Thesis title: Electrochemical biosensors for food quality markers detection
The aim of this PhD is to design and rigorously evaluate electrochemical biosensors
as practical tools for monitoring food safety and quality. Conventional lab techniques—
mass spectrometry (MS), gas chromatography (GC), and high-performance liquid
chromatography (HPLC)—remain the gold standard for contaminant analysis, but
they’re often slow, costly, and often requires a specialized staff and dedicated facilities.
These constraints pointed out the need for faster, affordable, and decentralized testing,
especially for complex food matrices.
In this context, electrochemical biosensors address this need allowing the
development of low cost, and miniaturized electrochemical sensors exploiting the
sensitivity and selectivity of biological recognition elements with two complementary
routes. The first one exploits the catalytic power and the efficient electron transfer of
the multi-heme enzyme cytochrome c nitrite reductase (ccNiR), which supports direct
electron transfer (DET) and which was integrated into a nanostructured screen-printed
electrode to create a sensitive, selective sensor for nitrite in cured meats. The second
route employs antibodies for their high selectivity toward small toxic molecules,
targeting contaminants such as pesticides and mycotoxins.
Because antibody orientation, stability and activity critically affect sensor performance,
the work places strong emphasis on its immobilization onto the electrode surface. Two
different strategies have been developed by involving (i) functionalized magnetic
nanoparticles (PEI-MNPs) which long chains allows for antibody loading and
orientation, and (ii) electrodeposited gold on 3D-printed conductive electrodes
combined with self-assembled monolayers (SAMs) to enable robust covalent coupling.
Together, these approaches improved conductivity, reproducibility, and the integration
of low-cost, adaptable transducers into biosensing platforms.

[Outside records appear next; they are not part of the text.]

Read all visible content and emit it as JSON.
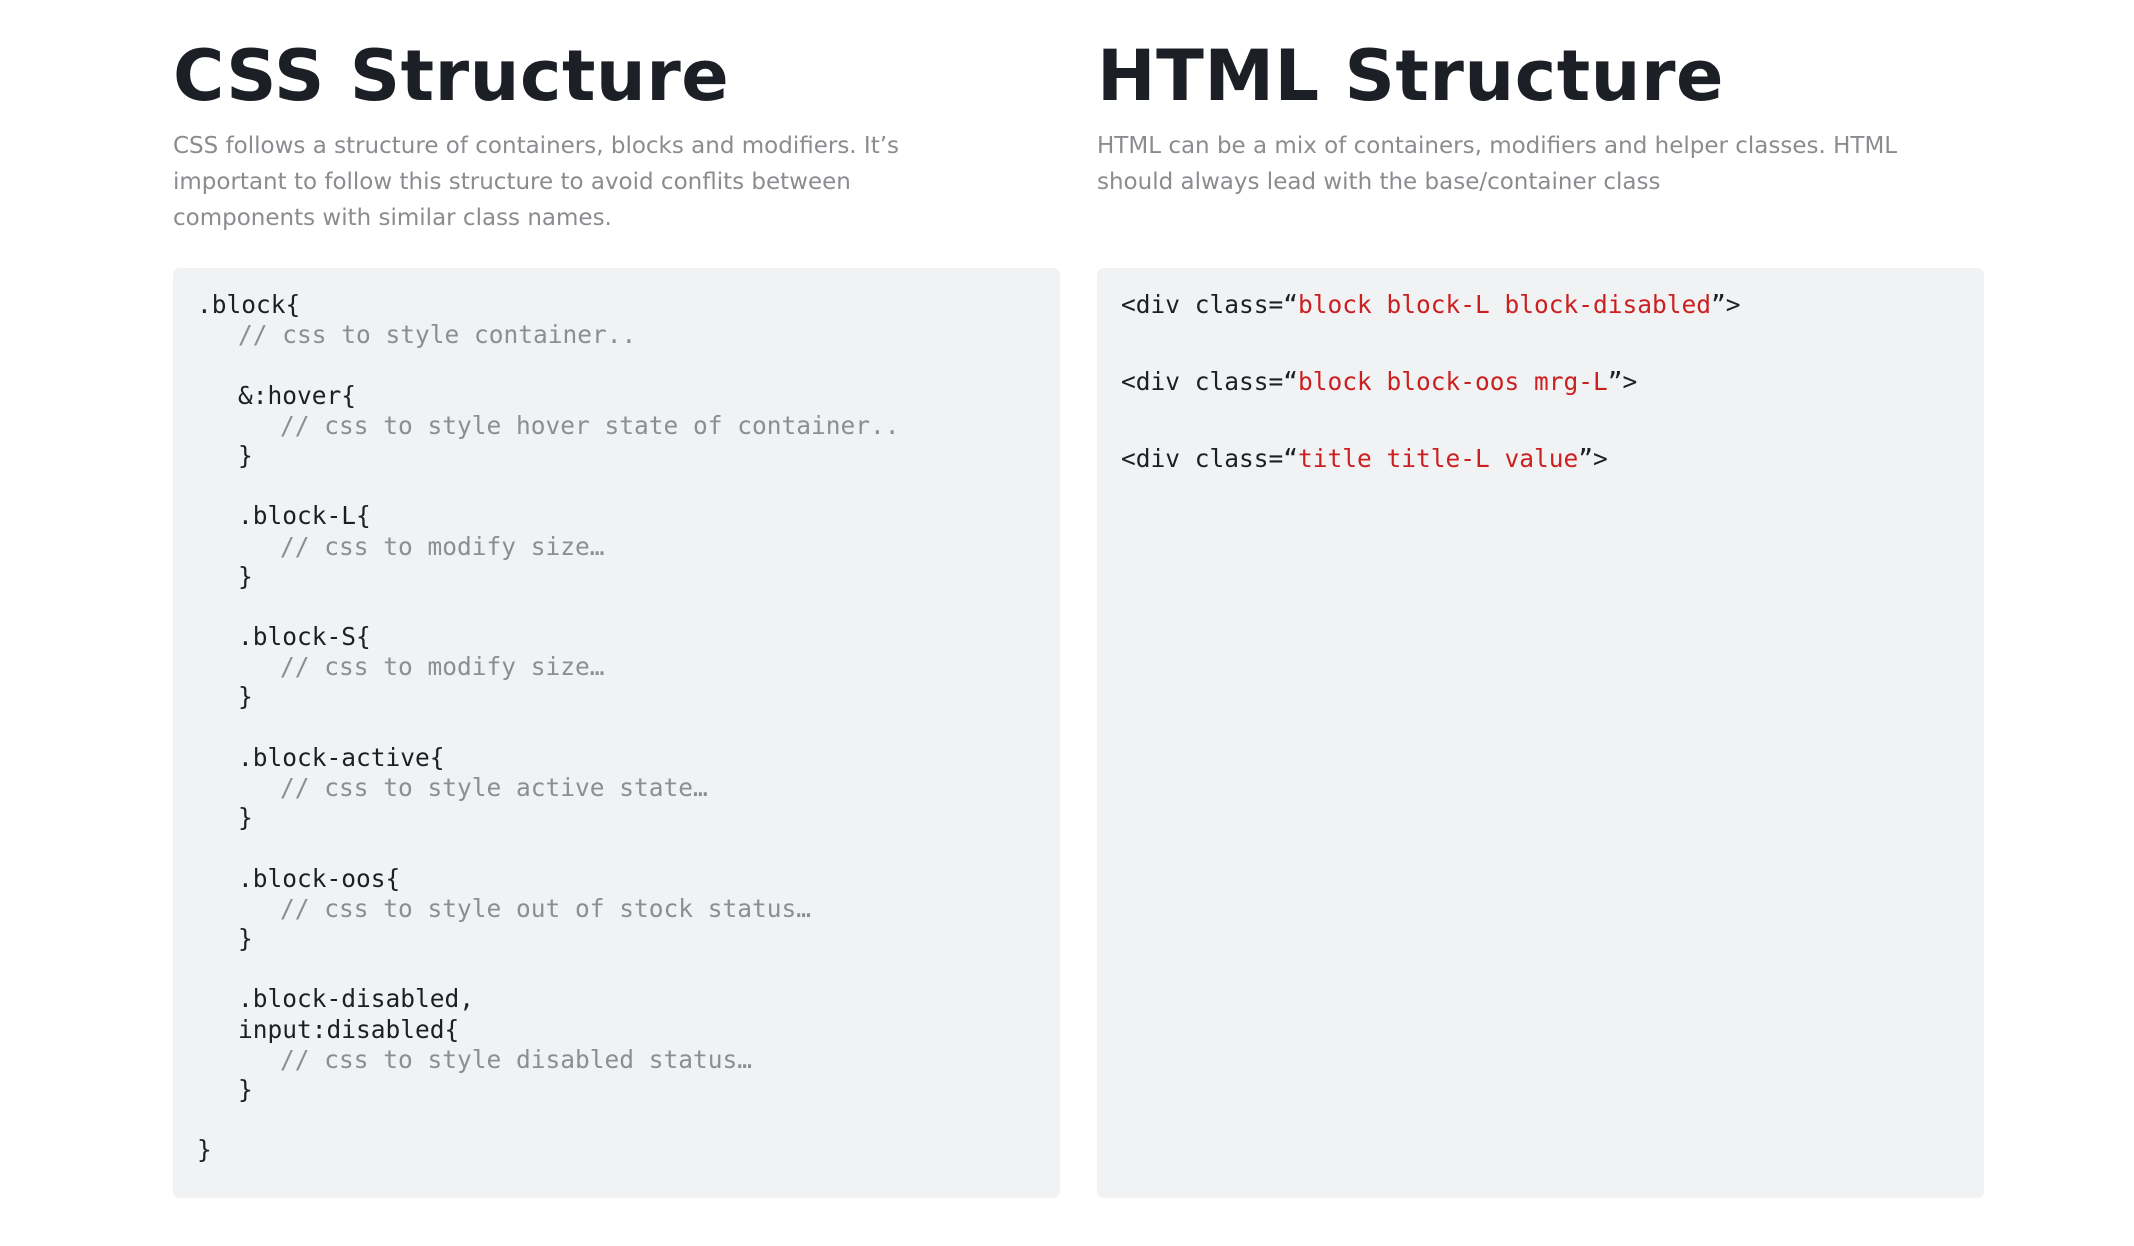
{
  "css_section": {
    "title": "CSS Structure",
    "description_lines": [
      "CSS follows a structure of containers, blocks and modifiers. It’s",
      "important to follow this structure to avoid conflits between",
      "components with similar class names."
    ],
    "code_lines": [
      ".block{",
      "// css to style container..",
      "",
      "&:hover{",
      "// css to style hover state of container..",
      "}",
      "",
      ".block-L{",
      "// css to modify size…",
      "}",
      "",
      ".block-S{",
      "// css to modify size…",
      "}",
      "",
      ".block-active{",
      "// css to style active state…",
      "}",
      "",
      ".block-oos{",
      "// css to style out of stock status…",
      "}",
      "",
      ".block-disabled,",
      "input:disabled{",
      "// css to style disabled status…",
      "}",
      "",
      "}"
    ]
  },
  "html_section": {
    "title": "HTML Structure",
    "description_lines": [
      "HTML can be a mix of containers, modifiers and helper classes. HTML",
      "should always lead with the base/container class"
    ],
    "code_lines": [
      {
        "prefix": "<div class=“",
        "classes": "block block-L block-disabled",
        "suffix": "”>"
      },
      {
        "prefix": "<div class=“",
        "classes": "block block-oos mrg-L",
        "suffix": "”>"
      },
      {
        "prefix": "<div class=“",
        "classes": "title title-L value",
        "suffix": "”>"
      }
    ]
  },
  "colors": {
    "heading": "#1c2026",
    "description": "#8a8c90",
    "panel_background": "#f1f2f4",
    "code_text": "#1c2026",
    "code_comment": "#8c8e92",
    "class_value": "#cc1f1f"
  }
}
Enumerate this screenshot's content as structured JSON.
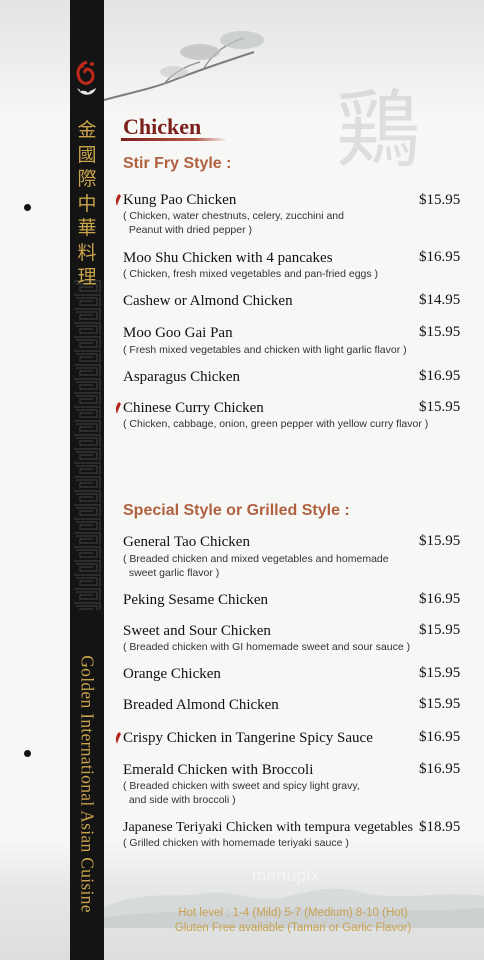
{
  "brand": {
    "chinese_name": [
      "金",
      "國",
      "際",
      "中",
      "華",
      "料",
      "理"
    ],
    "english_name": "Golden International Asian Cuisine",
    "background_glyph": "鶏"
  },
  "menu": {
    "title": "Chicken",
    "sections": [
      {
        "heading": "Stir Fry Style :",
        "items": [
          {
            "name": "Kung Pao Chicken",
            "price": "$15.95",
            "desc": "( Chicken, water chestnuts, celery, zucchini and\n  Peanut with dried pepper )",
            "spicy": true
          },
          {
            "name": "Moo Shu Chicken with 4 pancakes",
            "price": "$16.95",
            "desc": "( Chicken, fresh mixed vegetables and pan-fried eggs )",
            "spicy": false
          },
          {
            "name": "Cashew or Almond Chicken",
            "price": "$14.95",
            "desc": "",
            "spicy": false
          },
          {
            "name": "Moo Goo Gai Pan",
            "price": "$15.95",
            "desc": "( Fresh mixed vegetables and chicken with light garlic flavor )",
            "spicy": false
          },
          {
            "name": "Asparagus Chicken",
            "price": "$16.95",
            "desc": "",
            "spicy": false
          },
          {
            "name": "Chinese Curry Chicken",
            "price": "$15.95",
            "desc": "( Chicken, cabbage, onion, green pepper with yellow curry flavor )",
            "spicy": true
          }
        ]
      },
      {
        "heading": "Special Style or Grilled Style :",
        "items": [
          {
            "name": "General Tao Chicken",
            "price": "$15.95",
            "desc": "( Breaded chicken and mixed vegetables and homemade\n  sweet garlic flavor )",
            "spicy": false
          },
          {
            "name": "Peking Sesame Chicken",
            "price": "$16.95",
            "desc": "",
            "spicy": false
          },
          {
            "name": "Sweet and Sour Chicken",
            "price": "$15.95",
            "desc": "( Breaded chicken with GI homemade sweet and sour sauce )",
            "spicy": false
          },
          {
            "name": "Orange Chicken",
            "price": "$15.95",
            "desc": "",
            "spicy": false
          },
          {
            "name": "Breaded Almond Chicken",
            "price": "$15.95",
            "desc": "",
            "spicy": false
          },
          {
            "name": "Crispy Chicken in Tangerine Spicy Sauce",
            "price": "$16.95",
            "desc": "",
            "spicy": true
          },
          {
            "name": "Emerald Chicken with Broccoli",
            "price": "$16.95",
            "desc": "( Breaded chicken with sweet and spicy light gravy,\n  and side with broccoli )",
            "spicy": false
          },
          {
            "name": "Japanese Teriyaki Chicken with tempura vegetables",
            "price": "$18.95",
            "desc": "( Grilled chicken with homemade teriyaki sauce )",
            "spicy": false
          }
        ]
      }
    ]
  },
  "footer": {
    "hot_level": "Hot level : 1-4 (Mild) 5-7 (Medium) 8-10 (Hot)",
    "gluten_free": "Gluten Free available (Tamari or Garlic Flavor)"
  },
  "watermark": "menupix",
  "colors": {
    "title": "#7a1f1a",
    "section_heading": "#b0613f",
    "gold": "#c9a44a",
    "chili": "#b8231c",
    "spine": "#141414"
  }
}
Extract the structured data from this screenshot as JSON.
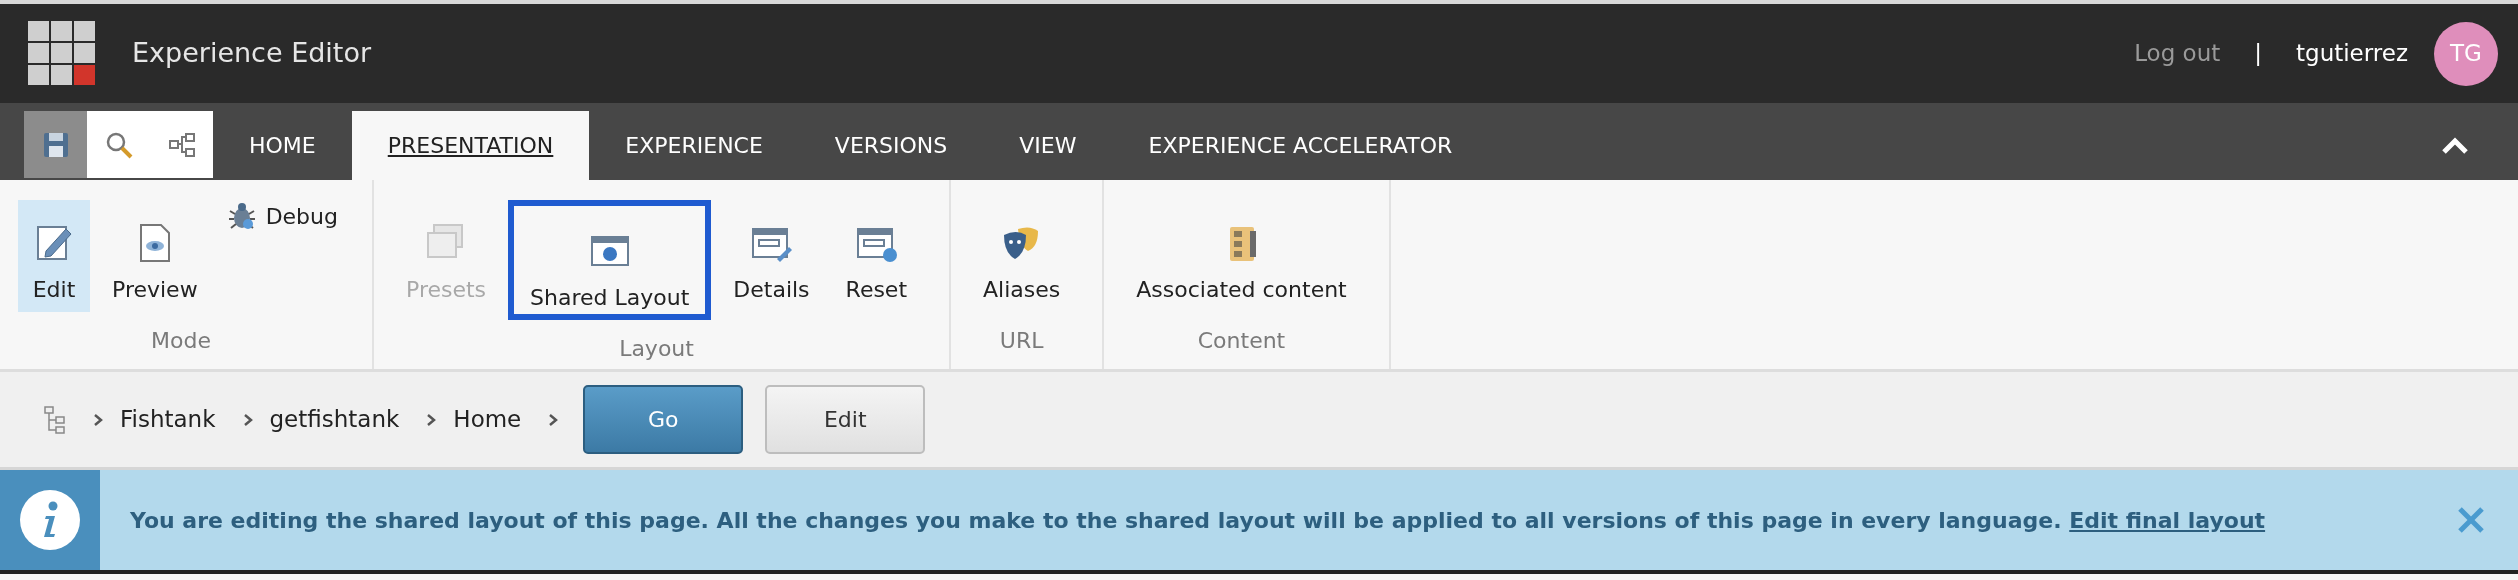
{
  "header": {
    "app_title": "Experience Editor",
    "logout": "Log out",
    "separator": "|",
    "username": "tgutierrez",
    "avatar_initials": "TG"
  },
  "quick_tools": [
    {
      "kind": "save",
      "selected": true
    },
    {
      "kind": "search",
      "selected": false
    },
    {
      "kind": "tree",
      "selected": false
    }
  ],
  "tabs": [
    {
      "label": "HOME",
      "selected": false
    },
    {
      "label": "PRESENTATION",
      "selected": true
    },
    {
      "label": "EXPERIENCE",
      "selected": false
    },
    {
      "label": "VERSIONS",
      "selected": false
    },
    {
      "label": "VIEW",
      "selected": false
    },
    {
      "label": "EXPERIENCE ACCELERATOR",
      "selected": false
    }
  ],
  "ribbon_groups": [
    {
      "label": "Mode",
      "commands": [
        {
          "label": "Edit",
          "kind": "edit",
          "small": false,
          "selected": true,
          "highlighted": false,
          "disabled": false
        },
        {
          "label": "Preview",
          "kind": "preview",
          "small": false,
          "selected": false,
          "highlighted": false,
          "disabled": false
        },
        {
          "label": "Debug",
          "kind": "debug",
          "small": true,
          "selected": false,
          "highlighted": false,
          "disabled": false
        }
      ]
    },
    {
      "label": "Layout",
      "commands": [
        {
          "label": "Presets",
          "kind": "presets",
          "small": false,
          "selected": false,
          "highlighted": false,
          "disabled": true
        },
        {
          "label": "Shared Layout",
          "kind": "shared",
          "small": false,
          "selected": false,
          "highlighted": true,
          "disabled": false
        },
        {
          "label": "Details",
          "kind": "details",
          "small": false,
          "selected": false,
          "highlighted": false,
          "disabled": false
        },
        {
          "label": "Reset",
          "kind": "reset",
          "small": false,
          "selected": false,
          "highlighted": false,
          "disabled": false
        }
      ]
    },
    {
      "label": "URL",
      "commands": [
        {
          "label": "Aliases",
          "kind": "aliases",
          "small": false,
          "selected": false,
          "highlighted": false,
          "disabled": false
        }
      ]
    },
    {
      "label": "Content",
      "commands": [
        {
          "label": "Associated content",
          "kind": "associated",
          "small": false,
          "selected": false,
          "highlighted": false,
          "disabled": false
        }
      ]
    }
  ],
  "breadcrumb": {
    "items": [
      "Fishtank",
      "getfishtank",
      "Home"
    ],
    "buttons": [
      {
        "label": "Go",
        "kind": "primary"
      },
      {
        "label": "Edit",
        "kind": "secondary"
      }
    ]
  },
  "notice": {
    "message": "You are editing the shared layout of this page. All the changes you make to the shared layout will be applied to all versions of this page in every language.",
    "link": "Edit final layout"
  }
}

Overall, the thesis has a dual focus: advancing fundamental understanding of enzyme
electrode and antibody–electrode interfaces and translating this knowledge into the
development of reliable electrochemical devices tailored to the requirements of food
safety monitoring. The central argument is that careful choices of biorecognition
elements, electrode material, and immobilization strategy can help move biosensors
from academic prototypes to deployable tools for the agri-food sector.